Agresti is obsessed with company culture, personally interviewing as many potential new hires as possible and asking them questions like, “What’s one thing you’ve done in your life that has changed somebody else’s life?” If employees spot a Mercedes on the side of the road, he expects them to stop and help, customer or not.
He’s even more obsessed with the financial details. The former accountant compiles his own monthly statement for every store. “If you say to me, ‘How’s March going?’ I can look and say Cutler Bay sold 13 cars last night—eight new, five pre-owned. I can tell you who the salespeople were and I can tell you that Evelyn bought one. I know every name, what car we sold, how much money we made, and then I track them on parabolic curves to make sure that we’re not overcharging anybody or undercharging anybody.”
Besides the dealerships, Agresti has a fledgling bourbon company in Kentucky (Saban and Cannon are partners) and created a medical supplies business, Dream Medical Group, that sold nine figures worth of PPE during the Covid-19 pandemic.
Next up: Agresti, decrying big government and the “nanny state” of the Covid-era, says he’s considering running for federal office in Alabama. “The way it happened was such a turnoff to me as an American,” he says. “That’s when I started to seriously think about politics.” He has close ties to senators Ted Cruz (R-Texas) and Bernie Moreno (R-Ohio), who he says asked him to put together a weekly meeting with auto industry leaders to help shape automotive policy, including Moreno’s proposed Transportation Freedom Act.
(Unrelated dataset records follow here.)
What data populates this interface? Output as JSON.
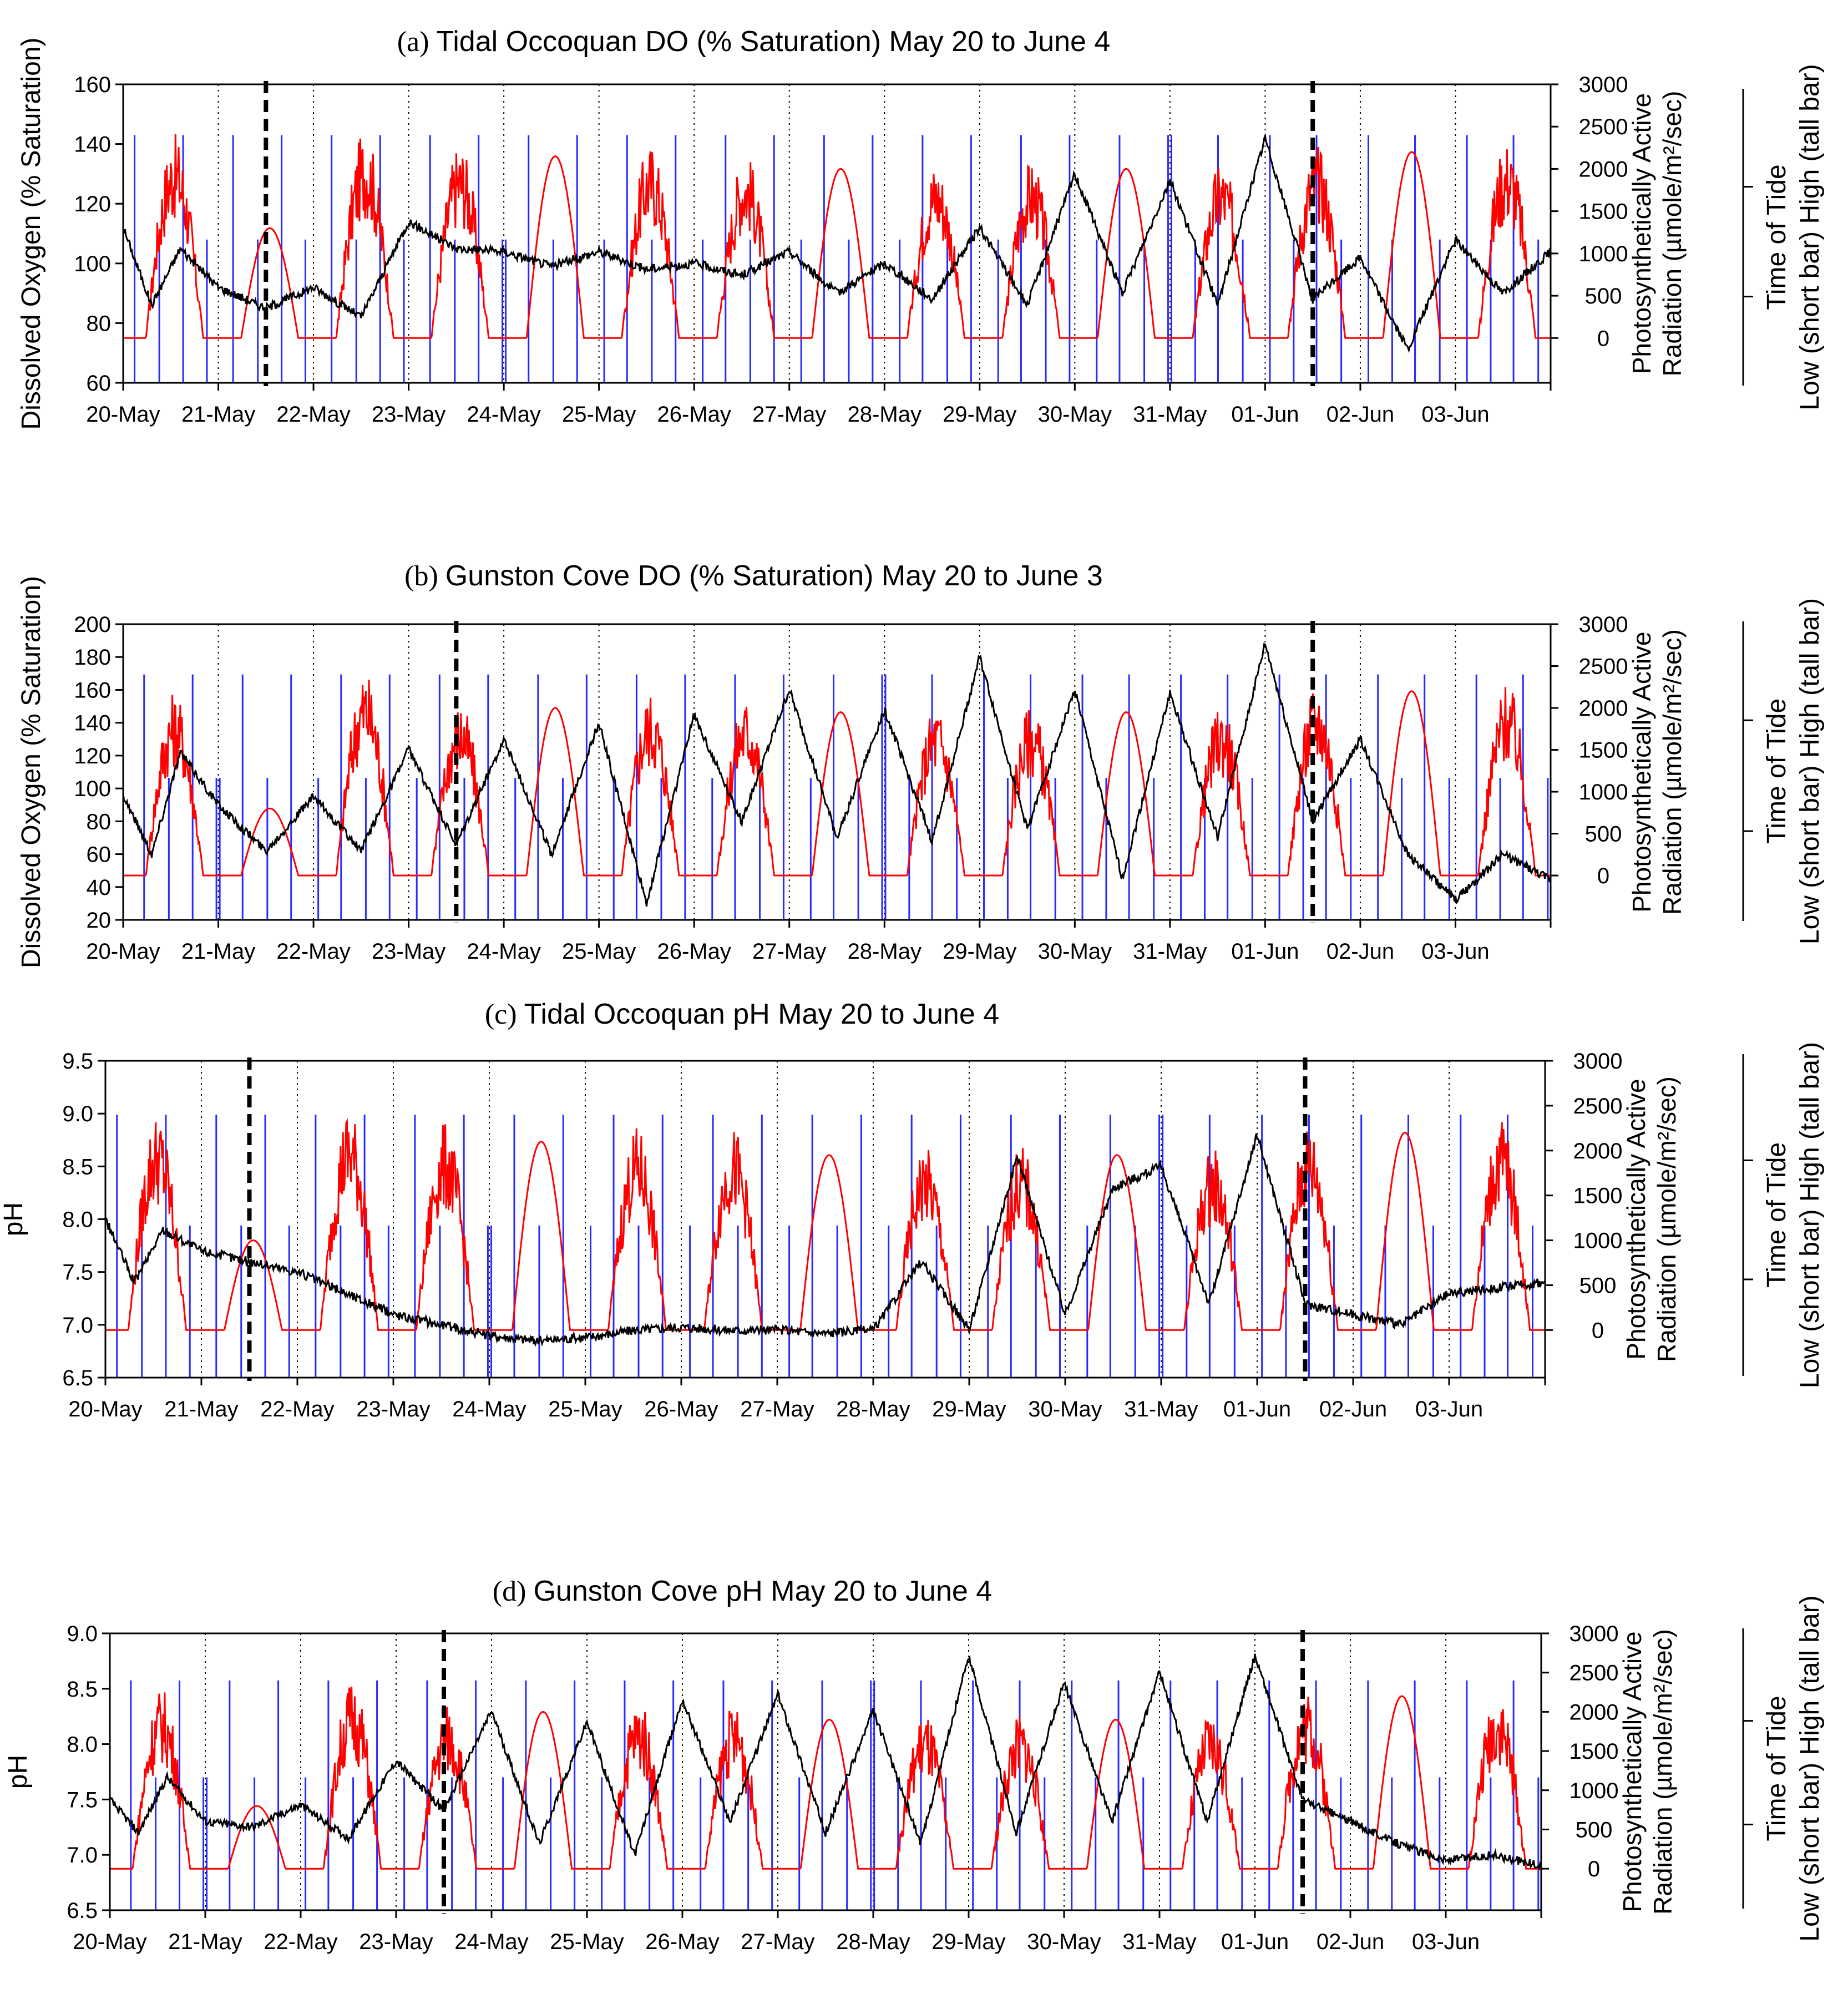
{
  "chart_data": [
    {
      "type": "line",
      "panel": "(a)",
      "title": "Tidal Occoquan DO (% Saturation) May 20 to June 4",
      "ylabel": "Dissolved Oxygen (% Saturation)",
      "ylim": [
        60,
        160
      ],
      "yticks": [
        60,
        80,
        100,
        120,
        140,
        160
      ],
      "y2label_line1": "Photosynthetically Active",
      "y2label_line2": "Radiation (µmole/m²/sec)",
      "y2lim": [
        0,
        3000
      ],
      "y2ticks": [
        0,
        500,
        1000,
        1500,
        2000,
        2500,
        3000
      ],
      "tide_label_line1": "Time of Tide",
      "tide_label_line2": "Low (short bar)   High (tall bar)",
      "x_tick_labels": [
        "20-May",
        "21-May",
        "22-May",
        "23-May",
        "24-May",
        "25-May",
        "26-May",
        "27-May",
        "28-May",
        "29-May",
        "30-May",
        "31-May",
        "01-Jun",
        "02-Jun",
        "03-Jun"
      ],
      "xlim_days": [
        0,
        15
      ],
      "event_lines_day": [
        1.5,
        12.5
      ],
      "series": [
        {
          "name": "Dissolved Oxygen",
          "color": "#000000",
          "x_day": [
            0,
            0.3,
            0.6,
            1.0,
            1.5,
            2.0,
            2.5,
            3.0,
            3.5,
            4.0,
            4.5,
            5.0,
            5.5,
            6.0,
            6.5,
            7.0,
            7.5,
            8.0,
            8.5,
            9.0,
            9.5,
            10.0,
            10.5,
            11.0,
            11.5,
            12.0,
            12.5,
            13.0,
            13.5,
            14.0,
            14.5,
            15.0
          ],
          "values": [
            112,
            86,
            105,
            92,
            85,
            92,
            82,
            114,
            105,
            104,
            99,
            104,
            98,
            100,
            96,
            104,
            90,
            100,
            88,
            112,
            86,
            130,
            90,
            128,
            86,
            142,
            88,
            102,
            71,
            108,
            90,
            104
          ]
        },
        {
          "name": "PAR peak",
          "color": "#ff0000",
          "unit": "µmole/m²/sec",
          "x_day": [
            0.5,
            1.5,
            2.5,
            3.5,
            4.5,
            5.5,
            6.5,
            7.5,
            8.5,
            9.5,
            10.5,
            11.5,
            12.5,
            13.5,
            14.5
          ],
          "values": [
            2300,
            1300,
            2350,
            2200,
            2150,
            2200,
            2100,
            2000,
            2000,
            2000,
            2000,
            2000,
            2200,
            2200,
            2250
          ]
        },
        {
          "name": "Time of Tide",
          "color": "#0000ff",
          "note": "about four tide bars per day: tall bar = high tide, short bar = low tide"
        }
      ]
    },
    {
      "type": "line",
      "panel": "(b)",
      "title": "Gunston Cove DO (% Saturation) May 20 to June 3",
      "ylabel": "Dissolved Oxygen (% Saturation)",
      "ylim": [
        20,
        200
      ],
      "yticks": [
        20,
        40,
        60,
        80,
        100,
        120,
        140,
        160,
        180,
        200
      ],
      "y2label_line1": "Photosynthetically Active",
      "y2label_line2": "Radiation (µmole/m²/sec)",
      "y2lim": [
        0,
        3000
      ],
      "y2ticks": [
        0,
        500,
        1000,
        1500,
        2000,
        2500,
        3000
      ],
      "tide_label_line1": "Time of Tide",
      "tide_label_line2": "Low (short bar)   High (tall bar)",
      "x_tick_labels": [
        "20-May",
        "21-May",
        "22-May",
        "23-May",
        "24-May",
        "25-May",
        "26-May",
        "27-May",
        "28-May",
        "29-May",
        "30-May",
        "31-May",
        "01-Jun",
        "02-Jun",
        "03-Jun"
      ],
      "xlim_days": [
        0,
        15
      ],
      "event_lines_day": [
        3.5,
        12.5
      ],
      "series": [
        {
          "name": "Dissolved Oxygen",
          "color": "#000000",
          "x_day": [
            0,
            0.3,
            0.6,
            1.0,
            1.5,
            2.0,
            2.5,
            3.0,
            3.5,
            4.0,
            4.5,
            5.0,
            5.5,
            6.0,
            6.5,
            7.0,
            7.5,
            8.0,
            8.5,
            9.0,
            9.5,
            10.0,
            10.5,
            11.0,
            11.5,
            12.0,
            12.5,
            13.0,
            13.5,
            14.0,
            14.5,
            15.0
          ],
          "values": [
            96,
            60,
            122,
            90,
            62,
            95,
            62,
            124,
            65,
            130,
            60,
            140,
            30,
            145,
            80,
            160,
            70,
            148,
            68,
            180,
            75,
            160,
            45,
            158,
            70,
            188,
            80,
            130,
            60,
            32,
            60,
            44
          ]
        },
        {
          "name": "PAR peak",
          "color": "#ff0000",
          "unit": "µmole/m²/sec",
          "x_day": [
            0.5,
            1.5,
            2.5,
            3.5,
            4.5,
            5.5,
            6.5,
            7.5,
            8.5,
            9.5,
            10.5,
            11.5,
            12.5,
            13.5,
            14.5
          ],
          "values": [
            2100,
            800,
            2350,
            2000,
            2000,
            2100,
            2050,
            1950,
            1950,
            1950,
            1950,
            1950,
            2200,
            2200,
            2200
          ]
        },
        {
          "name": "Time of Tide",
          "color": "#0000ff",
          "note": "about four tide bars per day: tall bar = high tide, short bar = low tide"
        }
      ]
    },
    {
      "type": "line",
      "panel": "(c)",
      "title": "Tidal Occoquan pH May 20 to June 4",
      "ylabel": "pH",
      "ylim": [
        6.5,
        9.5
      ],
      "yticks": [
        6.5,
        7.0,
        7.5,
        8.0,
        8.5,
        9.0,
        9.5
      ],
      "y2label_line1": "Photosynthetically Active",
      "y2label_line2": "Radiation (µmole/m²/sec)",
      "y2lim": [
        0,
        3000
      ],
      "y2ticks": [
        0,
        500,
        1000,
        1500,
        2000,
        2500,
        3000
      ],
      "tide_label_line1": "Time of Tide",
      "tide_label_line2": "Low (short bar)   High (tall bar)",
      "x_tick_labels": [
        "20-May",
        "21-May",
        "22-May",
        "23-May",
        "24-May",
        "25-May",
        "26-May",
        "27-May",
        "28-May",
        "29-May",
        "30-May",
        "31-May",
        "01-Jun",
        "02-Jun",
        "03-Jun"
      ],
      "xlim_days": [
        0,
        15
      ],
      "event_lines_day": [
        1.5,
        12.5
      ],
      "series": [
        {
          "name": "pH",
          "color": "#000000",
          "x_day": [
            0,
            0.3,
            0.6,
            1.0,
            1.5,
            2.0,
            2.5,
            3.0,
            3.5,
            4.0,
            4.5,
            5.0,
            5.5,
            6.0,
            6.5,
            7.0,
            7.5,
            8.0,
            8.5,
            9.0,
            9.5,
            10.0,
            10.5,
            11.0,
            11.5,
            12.0,
            12.5,
            13.0,
            13.5,
            14.0,
            14.5,
            15.0
          ],
          "values": [
            8.0,
            7.4,
            7.9,
            7.7,
            7.6,
            7.5,
            7.3,
            7.1,
            7.0,
            6.9,
            6.85,
            6.88,
            6.95,
            6.98,
            6.95,
            6.95,
            6.92,
            6.95,
            7.6,
            6.95,
            8.6,
            7.1,
            8.3,
            8.5,
            7.2,
            8.8,
            7.2,
            7.1,
            7.0,
            7.3,
            7.35,
            7.4
          ]
        },
        {
          "name": "PAR peak",
          "color": "#ff0000",
          "unit": "µmole/m²/sec",
          "x_day": [
            0.5,
            1.5,
            2.5,
            3.5,
            4.5,
            5.5,
            6.5,
            7.5,
            8.5,
            9.5,
            10.5,
            11.5,
            12.5,
            13.5,
            14.5
          ],
          "values": [
            2300,
            1000,
            2350,
            2200,
            2100,
            2150,
            2150,
            1950,
            1950,
            1950,
            1950,
            1950,
            2200,
            2200,
            2250
          ]
        },
        {
          "name": "Time of Tide",
          "color": "#0000ff",
          "note": "about four tide bars per day: tall bar = high tide, short bar = low tide"
        }
      ]
    },
    {
      "type": "line",
      "panel": "(d)",
      "title": "Gunston Cove pH May 20 to June 4",
      "ylabel": "pH",
      "ylim": [
        6.5,
        9.0
      ],
      "yticks": [
        6.5,
        7.0,
        7.5,
        8.0,
        8.5,
        9.0
      ],
      "y2label_line1": "Photosynthetically Active",
      "y2label_line2": "Radiation (µmole/m²/sec)",
      "y2lim": [
        0,
        3000
      ],
      "y2ticks": [
        0,
        500,
        1000,
        1500,
        2000,
        2500,
        3000
      ],
      "tide_label_line1": "Time of Tide",
      "tide_label_line2": "Low (short bar)   High (tall bar)",
      "x_tick_labels": [
        "20-May",
        "21-May",
        "22-May",
        "23-May",
        "24-May",
        "25-May",
        "26-May",
        "27-May",
        "28-May",
        "29-May",
        "30-May",
        "31-May",
        "01-Jun",
        "02-Jun",
        "03-Jun"
      ],
      "xlim_days": [
        0,
        15
      ],
      "event_lines_day": [
        3.5,
        12.5
      ],
      "series": [
        {
          "name": "pH",
          "color": "#000000",
          "x_day": [
            0,
            0.3,
            0.6,
            1.0,
            1.5,
            2.0,
            2.5,
            3.0,
            3.5,
            4.0,
            4.5,
            5.0,
            5.5,
            6.0,
            6.5,
            7.0,
            7.5,
            8.0,
            8.5,
            9.0,
            9.5,
            10.0,
            10.5,
            11.0,
            11.5,
            12.0,
            12.5,
            13.0,
            13.5,
            14.0,
            14.5,
            15.0
          ],
          "values": [
            7.5,
            7.2,
            7.7,
            7.3,
            7.25,
            7.45,
            7.15,
            7.85,
            7.4,
            8.3,
            7.1,
            8.2,
            7.0,
            8.4,
            7.3,
            8.45,
            7.2,
            8.3,
            7.1,
            8.8,
            7.2,
            8.55,
            7.3,
            8.65,
            7.3,
            8.8,
            7.5,
            7.3,
            7.1,
            6.95,
            7.0,
            6.9
          ]
        },
        {
          "name": "PAR peak",
          "color": "#ff0000",
          "unit": "µmole/m²/sec",
          "x_day": [
            0.5,
            1.5,
            2.5,
            3.5,
            4.5,
            5.5,
            6.5,
            7.5,
            8.5,
            9.5,
            10.5,
            11.5,
            12.5,
            13.5,
            14.5
          ],
          "values": [
            2200,
            800,
            2300,
            2000,
            2000,
            2050,
            2000,
            1900,
            1900,
            1900,
            1900,
            1900,
            2200,
            2200,
            2200
          ]
        },
        {
          "name": "Time of Tide",
          "color": "#0000ff",
          "note": "about four tide bars per day: tall bar = high tide, short bar = low tide"
        }
      ]
    }
  ]
}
President Trump’s tariffs might raise car prices, and Mercedes has reportedly considered pulling its entry-level vehicles from the U.S. market in response, but Agresti seems unconcerned, telling Forbes that sales at his dealerships spiked 30% after the tariffs were announced as buyers rushed to pick up cars before any price increases. In the long-run, he expects Trump to offer a credit for cars manufactured in the U.S. and exported elsewhere, softening the blow to automakers. “I trust him,” Agresti says. “Is he doing it perfectly? No one will ever know. Let’s see how it ends.”
In the meantime, Agresti says he, Saban and Cannon are eyeing investments in “three or four” professional sports teams in Tennessee (he won’t say which) and an “automotive-related” business in South America. Then there’s the agreement to expand his dealership empire into a sixth state and “a whole myriad of different brands” besides Mercedes, Infiniti and Ferrari, which the hyperactive Agresti signed “two minutes” before his call with Forbes—and continued to negotiate during our interview.
“Sorry pal, this is rude,” he says at one point, going uncharacteristically silent while he answers a text, “but I don’t want to miss this deal.”